Annual English-language debating tournament for high school-level teams

The World Schools Debating Championships (WSDC) is an annual English-language debating tournament for high school-level teams representing different nations.

==History==

The championships were first held in August 1988 in Australia, as part of the Australian Bicentenary celebrations. Members of the Australian Debating Federation were aware that the World Universities Debating Championship was to be hosted by the University of Sydney in January that year, but no similar event for high school students existed at the time. However the rapid growth of the university championships since its founding in 1981 showed the potential for international debating competitions. Christopher Erskine took on the task of organising the first world schools championships, which was then called the Bicentennial International School Students Debating Championships. Six nations competed in the inaugural tournament – Australia, Canada, England, Hong Kong, New Zealand and the United States. The teams flew into different cities in Australia for their first debates, before meeting-up in Canberra for the second week of the competition. The event was ultimately won by Canada, who defeated Australia in the Grand Final.
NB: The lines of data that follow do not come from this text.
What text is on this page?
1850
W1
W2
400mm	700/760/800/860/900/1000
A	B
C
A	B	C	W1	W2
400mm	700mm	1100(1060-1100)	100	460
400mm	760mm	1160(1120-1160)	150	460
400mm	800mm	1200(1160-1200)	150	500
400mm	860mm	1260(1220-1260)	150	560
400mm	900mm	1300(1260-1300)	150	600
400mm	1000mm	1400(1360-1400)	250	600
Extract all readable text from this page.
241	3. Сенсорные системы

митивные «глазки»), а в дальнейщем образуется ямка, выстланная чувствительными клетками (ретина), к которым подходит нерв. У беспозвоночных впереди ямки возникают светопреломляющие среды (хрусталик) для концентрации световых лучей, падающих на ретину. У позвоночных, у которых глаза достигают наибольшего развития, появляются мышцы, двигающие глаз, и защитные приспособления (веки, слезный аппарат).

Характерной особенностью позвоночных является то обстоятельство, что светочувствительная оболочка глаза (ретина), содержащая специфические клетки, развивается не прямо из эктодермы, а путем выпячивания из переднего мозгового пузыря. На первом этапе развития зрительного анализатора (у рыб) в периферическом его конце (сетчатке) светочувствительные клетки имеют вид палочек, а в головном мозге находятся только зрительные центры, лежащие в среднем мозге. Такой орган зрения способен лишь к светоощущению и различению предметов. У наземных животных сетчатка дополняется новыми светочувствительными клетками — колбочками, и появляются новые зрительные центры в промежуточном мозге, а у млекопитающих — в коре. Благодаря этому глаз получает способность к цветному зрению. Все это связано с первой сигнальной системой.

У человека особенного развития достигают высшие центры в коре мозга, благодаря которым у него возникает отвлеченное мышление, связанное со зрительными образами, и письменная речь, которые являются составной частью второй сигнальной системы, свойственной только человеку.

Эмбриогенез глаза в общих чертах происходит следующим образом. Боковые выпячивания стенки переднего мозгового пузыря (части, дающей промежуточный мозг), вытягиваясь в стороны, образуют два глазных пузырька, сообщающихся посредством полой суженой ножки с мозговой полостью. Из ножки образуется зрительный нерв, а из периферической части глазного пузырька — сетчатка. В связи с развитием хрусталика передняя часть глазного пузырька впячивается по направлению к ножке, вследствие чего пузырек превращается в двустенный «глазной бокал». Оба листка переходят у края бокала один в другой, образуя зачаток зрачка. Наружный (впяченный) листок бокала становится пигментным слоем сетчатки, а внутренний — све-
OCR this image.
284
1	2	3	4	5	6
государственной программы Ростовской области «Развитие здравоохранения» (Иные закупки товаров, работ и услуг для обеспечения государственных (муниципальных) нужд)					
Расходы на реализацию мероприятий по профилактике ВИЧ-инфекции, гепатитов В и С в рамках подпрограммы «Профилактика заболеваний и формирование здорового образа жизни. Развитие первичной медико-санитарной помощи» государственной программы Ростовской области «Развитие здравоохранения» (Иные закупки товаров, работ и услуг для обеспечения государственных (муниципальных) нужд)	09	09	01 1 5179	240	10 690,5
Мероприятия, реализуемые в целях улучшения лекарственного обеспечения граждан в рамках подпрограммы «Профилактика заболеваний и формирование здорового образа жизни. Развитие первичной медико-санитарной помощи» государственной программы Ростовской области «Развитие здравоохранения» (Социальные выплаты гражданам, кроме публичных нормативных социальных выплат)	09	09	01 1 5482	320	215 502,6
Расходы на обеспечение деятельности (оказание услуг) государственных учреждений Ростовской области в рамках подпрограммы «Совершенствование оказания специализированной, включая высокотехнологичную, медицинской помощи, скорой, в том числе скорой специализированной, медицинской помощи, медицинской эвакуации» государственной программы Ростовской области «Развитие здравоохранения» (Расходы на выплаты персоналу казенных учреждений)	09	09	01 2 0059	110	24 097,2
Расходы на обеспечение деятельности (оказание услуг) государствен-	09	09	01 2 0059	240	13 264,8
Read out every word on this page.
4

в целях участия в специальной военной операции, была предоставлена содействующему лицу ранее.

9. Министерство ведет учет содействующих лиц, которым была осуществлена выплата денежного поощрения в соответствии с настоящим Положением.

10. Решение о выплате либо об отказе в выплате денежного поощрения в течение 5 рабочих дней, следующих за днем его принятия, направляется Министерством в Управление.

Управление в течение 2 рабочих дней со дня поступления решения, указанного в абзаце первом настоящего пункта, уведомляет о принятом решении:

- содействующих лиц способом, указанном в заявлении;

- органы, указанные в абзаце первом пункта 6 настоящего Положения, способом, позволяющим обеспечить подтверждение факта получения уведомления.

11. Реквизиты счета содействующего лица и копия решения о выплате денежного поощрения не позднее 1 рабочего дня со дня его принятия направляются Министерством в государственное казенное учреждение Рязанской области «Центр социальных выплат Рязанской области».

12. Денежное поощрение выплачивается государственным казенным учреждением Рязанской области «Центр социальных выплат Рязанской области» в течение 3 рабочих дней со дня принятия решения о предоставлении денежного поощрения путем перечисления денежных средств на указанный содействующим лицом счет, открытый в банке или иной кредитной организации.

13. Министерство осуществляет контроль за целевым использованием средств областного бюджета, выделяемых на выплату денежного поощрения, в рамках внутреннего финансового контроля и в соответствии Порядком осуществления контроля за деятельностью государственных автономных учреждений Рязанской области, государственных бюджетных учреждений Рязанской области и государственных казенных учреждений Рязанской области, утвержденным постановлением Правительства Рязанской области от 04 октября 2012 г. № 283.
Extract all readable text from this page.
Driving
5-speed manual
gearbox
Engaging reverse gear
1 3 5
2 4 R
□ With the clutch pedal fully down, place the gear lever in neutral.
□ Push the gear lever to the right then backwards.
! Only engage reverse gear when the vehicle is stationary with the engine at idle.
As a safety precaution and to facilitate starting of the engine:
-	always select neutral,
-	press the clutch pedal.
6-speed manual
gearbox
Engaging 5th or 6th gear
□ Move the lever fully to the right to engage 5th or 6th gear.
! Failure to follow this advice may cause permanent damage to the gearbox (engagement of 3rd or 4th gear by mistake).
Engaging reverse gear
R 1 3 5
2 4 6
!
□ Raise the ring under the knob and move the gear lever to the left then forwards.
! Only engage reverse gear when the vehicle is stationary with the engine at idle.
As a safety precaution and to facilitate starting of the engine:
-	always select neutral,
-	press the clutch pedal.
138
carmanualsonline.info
The success of the 1988 event saw Canada offer to host the second championship two years later in 1990. That year, the event was called the World Debating Championships. Seven teams took part in the 1990 competition, with first-time participants Scotland emerging as champions.

In 1991, the championships were held in Edinburgh, and the event took on its present name of the World Schools Debating Championships. Since then, the championships have rapidly grown in size.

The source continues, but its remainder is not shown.